Asia’s more than one million ethnic Rohingya Muslims are considered by rights groups to be among the most persecuted people on Earth. Most live in an anachronistic purgatory without passports, unable to travel freely or call any place home.

The Burmese government regards Rohingyas mostly as illegal migrants from Bangladesh, even though many of their families have lived in Burma for generations. Bangladesh rejects them just as stridently. “In Burma they’re told they’re illegals who should go back to Bangladesh. In Bangladesh, they’re told they’re Burmese who should go back home,” Lewa said. “Unfortunately, they’re just caught in the middle. They have been persecuted for decades, and it’s only getting worse.”

That was made painfully clear this week as Bangladeshi coast guard units turned back boatload after boatload of terrified Rohingya refugees trying to escape the violence in Burma’s Arakan State. The clashes between Rohingyas and ethnic Arakanese Buddhists have taken a roughly equal toll on both communities, though each blames the other for the violence.

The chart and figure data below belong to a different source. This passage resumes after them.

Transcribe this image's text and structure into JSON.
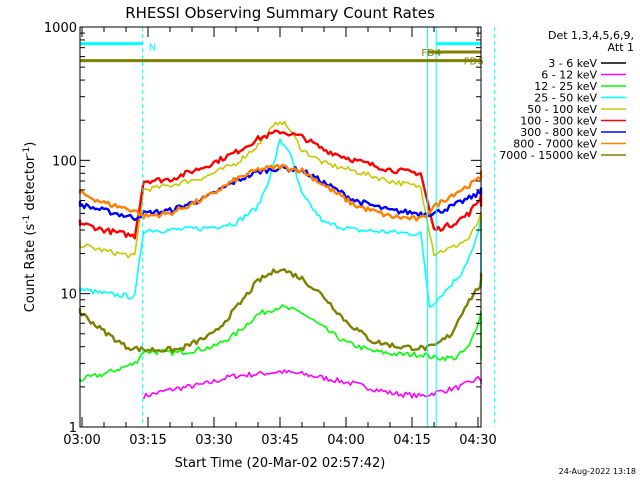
{
  "chart_data": {
    "type": "line",
    "title": "RHESSI Observing Summary Count Rates",
    "xlabel": "Start Time (20-Mar-02 02:57:42)",
    "ylabel": "Count Rate (s",
    "ylabel_sup": "-1",
    "ylabel_tail": " detector",
    "ylabel_end": ")",
    "y_scale": "log",
    "ylim": [
      1,
      1000
    ],
    "xlim_min": [
      -2.3,
      96
    ],
    "y_ticks": [
      {
        "value": 1,
        "label": "1"
      },
      {
        "value": 10,
        "label": "10"
      },
      {
        "value": 100,
        "label": "100"
      },
      {
        "value": 1000,
        "label": "1000"
      }
    ],
    "x_ticks": [
      {
        "value": 0,
        "label": "03:00"
      },
      {
        "value": 15,
        "label": "03:15"
      },
      {
        "value": 30,
        "label": "03:30"
      },
      {
        "value": 45,
        "label": "03:45"
      },
      {
        "value": 60,
        "label": "04:00"
      },
      {
        "value": 75,
        "label": "04:15"
      },
      {
        "value": 90,
        "label": "04:30"
      }
    ],
    "legend_header": [
      "Det 1,3,4,5,6,9,",
      "Att 1"
    ],
    "legend_placement": "right",
    "footer": "24-Aug-2022 13:18",
    "bars": [
      {
        "label": "N",
        "color": "#00ffff",
        "y": 750,
        "ranges": [
          [
            -2.3,
            13.8
          ],
          [
            80.5,
            94.5
          ]
        ]
      },
      {
        "label": "FD4",
        "color": "#808000",
        "y": 650,
        "ranges": [
          [
            78.5,
            94.5
          ]
        ]
      },
      {
        "label": "FD6",
        "color": "#808000",
        "y": 560,
        "ranges": [
          [
            -2.3,
            94.5
          ]
        ]
      }
    ],
    "vlines": [
      {
        "x": 13.8,
        "color": "#00ffff",
        "dash": true
      },
      {
        "x": 78.5,
        "color": "#00ffff",
        "dash": false
      },
      {
        "x": 80.5,
        "color": "#00ffff",
        "dash": false
      },
      {
        "x": 93.8,
        "color": "#00ffff",
        "dash": true
      }
    ],
    "series": [
      {
        "name": "3 - 6 keV",
        "color": "#000000",
        "points": []
      },
      {
        "name": "6 - 12 keV",
        "color": "#ff00ff",
        "points": [
          [
            14,
            1.7
          ],
          [
            20,
            1.9
          ],
          [
            28,
            2.1
          ],
          [
            34,
            2.4
          ],
          [
            40,
            2.5
          ],
          [
            45,
            2.6
          ],
          [
            50,
            2.5
          ],
          [
            56,
            2.3
          ],
          [
            62,
            2.1
          ],
          [
            70,
            1.8
          ],
          [
            77,
            1.7
          ],
          [
            80,
            1.8
          ],
          [
            86,
            2.0
          ],
          [
            90,
            2.3
          ],
          [
            94,
            2.1
          ]
        ]
      },
      {
        "name": "12 - 25 keV",
        "color": "#00ff00",
        "points": [
          [
            -2,
            2.2
          ],
          [
            5,
            2.5
          ],
          [
            12,
            3.0
          ],
          [
            14,
            3.7
          ],
          [
            22,
            3.6
          ],
          [
            30,
            4.0
          ],
          [
            35,
            5.0
          ],
          [
            40,
            7.0
          ],
          [
            45,
            8.0
          ],
          [
            50,
            7.2
          ],
          [
            55,
            5.5
          ],
          [
            60,
            4.3
          ],
          [
            66,
            3.7
          ],
          [
            72,
            3.5
          ],
          [
            78,
            3.5
          ],
          [
            80,
            3.3
          ],
          [
            85,
            3.3
          ],
          [
            88,
            4.0
          ],
          [
            91,
            7.5
          ],
          [
            94,
            3.2
          ]
        ]
      },
      {
        "name": "25 - 50 keV",
        "color": "#00ffff",
        "points": [
          [
            -2,
            11
          ],
          [
            5,
            10
          ],
          [
            12,
            9.5
          ],
          [
            14,
            30
          ],
          [
            20,
            30
          ],
          [
            28,
            31
          ],
          [
            35,
            34
          ],
          [
            40,
            45
          ],
          [
            43,
            80
          ],
          [
            45,
            140
          ],
          [
            47,
            120
          ],
          [
            50,
            55
          ],
          [
            55,
            34
          ],
          [
            62,
            30
          ],
          [
            70,
            29
          ],
          [
            77,
            28
          ],
          [
            79,
            8
          ],
          [
            82,
            10
          ],
          [
            86,
            14
          ],
          [
            89,
            22
          ],
          [
            91,
            38
          ],
          [
            93,
            25
          ],
          [
            94,
            11
          ]
        ]
      },
      {
        "name": "50 - 100 keV",
        "color": "#c8c800",
        "points": [
          [
            -2,
            24
          ],
          [
            5,
            21
          ],
          [
            12,
            19
          ],
          [
            14,
            60
          ],
          [
            20,
            65
          ],
          [
            28,
            75
          ],
          [
            35,
            95
          ],
          [
            40,
            130
          ],
          [
            43,
            170
          ],
          [
            45,
            200
          ],
          [
            47,
            175
          ],
          [
            50,
            120
          ],
          [
            55,
            95
          ],
          [
            62,
            83
          ],
          [
            70,
            70
          ],
          [
            77,
            63
          ],
          [
            80,
            20
          ],
          [
            84,
            22
          ],
          [
            88,
            26
          ],
          [
            91,
            40
          ],
          [
            94,
            28
          ]
        ]
      },
      {
        "name": "100 - 300 keV",
        "color": "#ff0000",
        "points": [
          [
            -2,
            35
          ],
          [
            5,
            30
          ],
          [
            12,
            27
          ],
          [
            14,
            70
          ],
          [
            20,
            72
          ],
          [
            28,
            90
          ],
          [
            35,
            115
          ],
          [
            40,
            145
          ],
          [
            45,
            165
          ],
          [
            50,
            150
          ],
          [
            55,
            120
          ],
          [
            62,
            100
          ],
          [
            70,
            85
          ],
          [
            77,
            80
          ],
          [
            80,
            30
          ],
          [
            84,
            33
          ],
          [
            88,
            40
          ],
          [
            91,
            55
          ],
          [
            94,
            45
          ]
        ]
      },
      {
        "name": "300 - 800 keV",
        "color": "#0000ff",
        "points": [
          [
            -2,
            48
          ],
          [
            5,
            42
          ],
          [
            12,
            37
          ],
          [
            14,
            40
          ],
          [
            20,
            42
          ],
          [
            28,
            52
          ],
          [
            35,
            70
          ],
          [
            40,
            82
          ],
          [
            45,
            88
          ],
          [
            50,
            84
          ],
          [
            55,
            68
          ],
          [
            62,
            50
          ],
          [
            70,
            42
          ],
          [
            77,
            40
          ],
          [
            80,
            40
          ],
          [
            84,
            45
          ],
          [
            88,
            52
          ],
          [
            91,
            58
          ],
          [
            94,
            60
          ]
        ]
      },
      {
        "name": "800 - 7000 keV",
        "color": "#ff8000",
        "points": [
          [
            -2,
            60
          ],
          [
            5,
            48
          ],
          [
            12,
            42
          ],
          [
            14,
            38
          ],
          [
            20,
            40
          ],
          [
            28,
            52
          ],
          [
            35,
            72
          ],
          [
            40,
            85
          ],
          [
            45,
            90
          ],
          [
            50,
            84
          ],
          [
            55,
            65
          ],
          [
            62,
            46
          ],
          [
            70,
            38
          ],
          [
            77,
            36
          ],
          [
            80,
            45
          ],
          [
            84,
            55
          ],
          [
            88,
            65
          ],
          [
            91,
            75
          ],
          [
            94,
            80
          ]
        ]
      },
      {
        "name": "7000 - 15000 keV",
        "color": "#808000",
        "points": [
          [
            -2,
            8
          ],
          [
            4,
            5.5
          ],
          [
            10,
            4.0
          ],
          [
            14,
            3.8
          ],
          [
            22,
            3.8
          ],
          [
            30,
            5.0
          ],
          [
            36,
            8.5
          ],
          [
            40,
            12.5
          ],
          [
            45,
            15.5
          ],
          [
            50,
            13
          ],
          [
            55,
            9.5
          ],
          [
            60,
            6.2
          ],
          [
            66,
            4.4
          ],
          [
            72,
            4.0
          ],
          [
            78,
            3.9
          ],
          [
            80,
            4.0
          ],
          [
            84,
            5
          ],
          [
            87,
            8
          ],
          [
            90,
            11
          ],
          [
            92,
            13.5
          ],
          [
            94,
            13.5
          ]
        ]
      }
    ]
  }
}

The boats were filled with women and children, and Bangladesh defied international calls to accept them, saying the impoverished country’s resources are already too strained.The grudges go back far. Bitterness against the Rohingya in Burma has roots in a complex web of issues—the fear that Muslims are encroaching illegally on scarce land in a predominantly Buddhist country; the fact that the Rohingya look different than other Burmese; an effort by the former junta to portray them as foreigners.

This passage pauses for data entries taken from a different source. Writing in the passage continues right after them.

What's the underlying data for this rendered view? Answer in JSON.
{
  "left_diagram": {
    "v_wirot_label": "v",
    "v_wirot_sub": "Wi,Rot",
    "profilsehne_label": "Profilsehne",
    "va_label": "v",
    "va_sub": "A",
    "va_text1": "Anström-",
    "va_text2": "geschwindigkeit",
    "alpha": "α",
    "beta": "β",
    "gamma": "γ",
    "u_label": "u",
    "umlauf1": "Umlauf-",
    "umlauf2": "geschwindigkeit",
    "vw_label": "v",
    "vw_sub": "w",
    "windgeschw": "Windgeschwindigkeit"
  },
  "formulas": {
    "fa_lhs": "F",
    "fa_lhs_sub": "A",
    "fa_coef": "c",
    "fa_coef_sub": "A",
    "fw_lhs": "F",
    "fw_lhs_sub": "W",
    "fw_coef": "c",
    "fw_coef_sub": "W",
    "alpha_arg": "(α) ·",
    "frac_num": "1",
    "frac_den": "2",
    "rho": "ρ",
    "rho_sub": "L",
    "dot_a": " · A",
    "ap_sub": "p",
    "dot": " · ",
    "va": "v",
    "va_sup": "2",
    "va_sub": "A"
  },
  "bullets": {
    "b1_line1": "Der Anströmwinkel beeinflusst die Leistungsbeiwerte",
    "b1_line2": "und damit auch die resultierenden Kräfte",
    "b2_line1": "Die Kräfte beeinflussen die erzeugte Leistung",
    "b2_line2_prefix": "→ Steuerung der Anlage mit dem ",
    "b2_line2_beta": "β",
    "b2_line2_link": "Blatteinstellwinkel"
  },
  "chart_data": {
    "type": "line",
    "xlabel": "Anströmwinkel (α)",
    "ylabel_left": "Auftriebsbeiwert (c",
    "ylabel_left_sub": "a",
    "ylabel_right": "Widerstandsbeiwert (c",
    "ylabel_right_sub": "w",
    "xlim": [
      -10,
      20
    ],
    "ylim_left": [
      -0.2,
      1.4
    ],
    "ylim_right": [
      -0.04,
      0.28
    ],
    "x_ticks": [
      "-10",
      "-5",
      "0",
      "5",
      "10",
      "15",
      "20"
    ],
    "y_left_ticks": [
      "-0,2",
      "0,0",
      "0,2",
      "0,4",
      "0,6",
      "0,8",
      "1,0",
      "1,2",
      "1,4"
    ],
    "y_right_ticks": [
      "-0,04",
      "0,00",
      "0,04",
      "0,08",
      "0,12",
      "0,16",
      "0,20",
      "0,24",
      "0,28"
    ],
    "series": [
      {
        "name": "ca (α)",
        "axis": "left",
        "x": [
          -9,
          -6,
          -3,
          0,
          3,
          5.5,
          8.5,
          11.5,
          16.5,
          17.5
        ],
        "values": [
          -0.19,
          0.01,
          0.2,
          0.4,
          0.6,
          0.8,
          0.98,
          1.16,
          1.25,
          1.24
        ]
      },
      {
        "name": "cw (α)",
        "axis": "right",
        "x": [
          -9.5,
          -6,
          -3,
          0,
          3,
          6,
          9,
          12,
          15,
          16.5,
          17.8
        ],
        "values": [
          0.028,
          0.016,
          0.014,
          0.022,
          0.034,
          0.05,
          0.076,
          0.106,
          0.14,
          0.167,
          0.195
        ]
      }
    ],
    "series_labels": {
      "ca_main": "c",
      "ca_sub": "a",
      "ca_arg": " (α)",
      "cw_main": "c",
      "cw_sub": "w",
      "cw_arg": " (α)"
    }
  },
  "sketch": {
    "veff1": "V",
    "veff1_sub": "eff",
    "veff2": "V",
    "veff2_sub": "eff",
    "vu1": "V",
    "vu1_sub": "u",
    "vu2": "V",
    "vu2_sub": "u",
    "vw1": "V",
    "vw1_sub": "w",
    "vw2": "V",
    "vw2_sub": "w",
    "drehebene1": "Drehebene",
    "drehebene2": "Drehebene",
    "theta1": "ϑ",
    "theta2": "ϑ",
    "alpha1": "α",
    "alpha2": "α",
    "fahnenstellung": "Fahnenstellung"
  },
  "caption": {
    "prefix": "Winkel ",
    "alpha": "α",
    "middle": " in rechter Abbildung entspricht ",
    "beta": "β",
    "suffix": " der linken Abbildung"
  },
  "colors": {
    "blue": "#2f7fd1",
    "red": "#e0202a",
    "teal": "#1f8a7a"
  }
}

Across the border in Bangladesh, civilians—not the government—are more tolerant. But even there, Rohingyas are largely unwanted because their presence in the overpopulated country only adds to competition for scarce resources and jobs.

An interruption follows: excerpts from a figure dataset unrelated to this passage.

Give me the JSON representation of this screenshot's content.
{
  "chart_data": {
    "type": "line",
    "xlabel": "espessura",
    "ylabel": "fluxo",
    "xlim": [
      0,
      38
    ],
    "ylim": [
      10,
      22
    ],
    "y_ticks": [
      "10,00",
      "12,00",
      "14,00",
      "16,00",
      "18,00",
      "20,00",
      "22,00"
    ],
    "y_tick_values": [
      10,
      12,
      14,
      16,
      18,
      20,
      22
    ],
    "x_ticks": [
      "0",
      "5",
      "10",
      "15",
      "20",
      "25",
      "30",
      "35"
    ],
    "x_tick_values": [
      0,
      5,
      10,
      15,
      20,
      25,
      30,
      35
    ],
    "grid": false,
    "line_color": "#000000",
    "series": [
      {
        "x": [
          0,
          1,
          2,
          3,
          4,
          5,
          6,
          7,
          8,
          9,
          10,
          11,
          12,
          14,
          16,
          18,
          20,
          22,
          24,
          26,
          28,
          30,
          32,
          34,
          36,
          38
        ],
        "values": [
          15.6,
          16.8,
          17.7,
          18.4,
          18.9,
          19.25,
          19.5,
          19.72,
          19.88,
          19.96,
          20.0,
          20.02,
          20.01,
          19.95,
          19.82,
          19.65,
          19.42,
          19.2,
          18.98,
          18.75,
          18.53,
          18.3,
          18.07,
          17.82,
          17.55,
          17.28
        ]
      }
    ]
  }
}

Burma’s government has the largest Rohingya population in the world—800,000 according to the United Nations. Another 250,000 are in Bangladesh, and hundreds of thousands more are scattered around the world, primarily the Middle East. Human Rights Watch and other independent advocacy groups say Rohingyas face discriminated routinely. In Burma, they are subjected to forced labor by the army, a humiliation not usually applied to ethnic Arakanese in the same area, Lewa said.

Rohingyas must get government permission to travel outside their own villages and to marry. Apparently concerned about population growth, authorities have barred Rohingyas from having more than two children.